Celestakai
I've been creating fictional universes since I was a child, but Celestakai is one of my favorites. It's a world I feel I first knew in my dreams. Describing it is difficult, but it's certainly more colorful than the world we live in. My color palette is inspired by Celestakai. When I take photos in real life, like of sunsets, green leaves, or water, I often transfer them to my phone and oversaturate them to match Celestakai's tones.
From the outside, it might seem like a simple creative practice or self-expression, and it certainly is that. But it's also so much more. It's an opportunity to keep my imagination active. Imagination is necessary, not only for working towards better possibilities in my personal life but on a larger scale too.

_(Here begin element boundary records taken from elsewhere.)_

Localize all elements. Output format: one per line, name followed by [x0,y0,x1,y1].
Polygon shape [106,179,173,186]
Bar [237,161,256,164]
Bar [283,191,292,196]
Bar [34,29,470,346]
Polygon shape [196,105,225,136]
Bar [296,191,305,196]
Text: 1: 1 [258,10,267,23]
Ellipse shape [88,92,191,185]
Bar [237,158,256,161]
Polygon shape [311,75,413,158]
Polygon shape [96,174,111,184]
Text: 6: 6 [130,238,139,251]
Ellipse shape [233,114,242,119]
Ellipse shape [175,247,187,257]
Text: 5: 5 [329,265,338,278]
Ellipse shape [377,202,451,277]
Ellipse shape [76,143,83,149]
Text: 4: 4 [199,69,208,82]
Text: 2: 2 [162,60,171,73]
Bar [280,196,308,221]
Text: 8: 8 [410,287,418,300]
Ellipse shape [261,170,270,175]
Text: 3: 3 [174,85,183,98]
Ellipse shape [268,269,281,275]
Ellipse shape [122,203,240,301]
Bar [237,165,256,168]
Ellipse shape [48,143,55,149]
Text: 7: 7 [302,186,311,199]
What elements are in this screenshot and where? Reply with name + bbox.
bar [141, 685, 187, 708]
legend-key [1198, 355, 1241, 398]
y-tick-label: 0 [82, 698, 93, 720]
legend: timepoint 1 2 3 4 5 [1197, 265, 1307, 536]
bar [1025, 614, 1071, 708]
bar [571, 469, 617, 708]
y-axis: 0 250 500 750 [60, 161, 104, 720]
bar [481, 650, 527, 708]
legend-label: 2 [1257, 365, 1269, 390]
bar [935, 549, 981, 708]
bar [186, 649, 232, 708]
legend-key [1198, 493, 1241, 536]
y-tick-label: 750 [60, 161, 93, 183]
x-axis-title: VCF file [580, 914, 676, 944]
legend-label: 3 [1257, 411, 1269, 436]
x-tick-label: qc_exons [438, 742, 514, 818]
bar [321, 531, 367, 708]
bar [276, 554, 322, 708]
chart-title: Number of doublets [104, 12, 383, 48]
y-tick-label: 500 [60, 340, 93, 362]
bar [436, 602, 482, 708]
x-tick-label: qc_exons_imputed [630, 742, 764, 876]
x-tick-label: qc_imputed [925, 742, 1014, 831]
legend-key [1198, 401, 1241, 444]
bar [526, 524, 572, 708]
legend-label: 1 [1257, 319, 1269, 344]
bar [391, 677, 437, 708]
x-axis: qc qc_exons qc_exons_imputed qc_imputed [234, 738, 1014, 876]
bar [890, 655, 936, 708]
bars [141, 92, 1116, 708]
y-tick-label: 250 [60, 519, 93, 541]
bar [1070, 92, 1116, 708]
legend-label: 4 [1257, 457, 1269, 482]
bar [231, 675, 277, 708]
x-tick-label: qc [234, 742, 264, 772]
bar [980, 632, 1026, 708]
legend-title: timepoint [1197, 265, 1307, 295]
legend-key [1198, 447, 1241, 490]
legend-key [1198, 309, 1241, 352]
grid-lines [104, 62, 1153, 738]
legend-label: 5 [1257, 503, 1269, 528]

So, when I'm gathering colors and creating dreamy landscapes, I often think of Celestakai. It's not merely an "aesthetic" or "style" to me. I'm fine with these terms, but for me, it's about visually communicating a hope for what could be.
Beyond nature, we live in a world with many structures we didn't create. Worldbuilding is my way of imagining not just art for the walls but the walls themselves, if there are walls at all. Celestakai represents that for me.
“On the walls of the universe,
there are colors I’ve never seen
and doors leading to endless love”
- From a song I wrote at age 15, “On The Walls of Universe”
Here’s a voice memo I recorded in 2024, some 19 years later…just to remind myself how the melody goes so I don’t forget it. Perhaps someday, I will record it and finish it. But in the meantime, I’m just quite happy that I’ve been able. to remember the melody all these years later.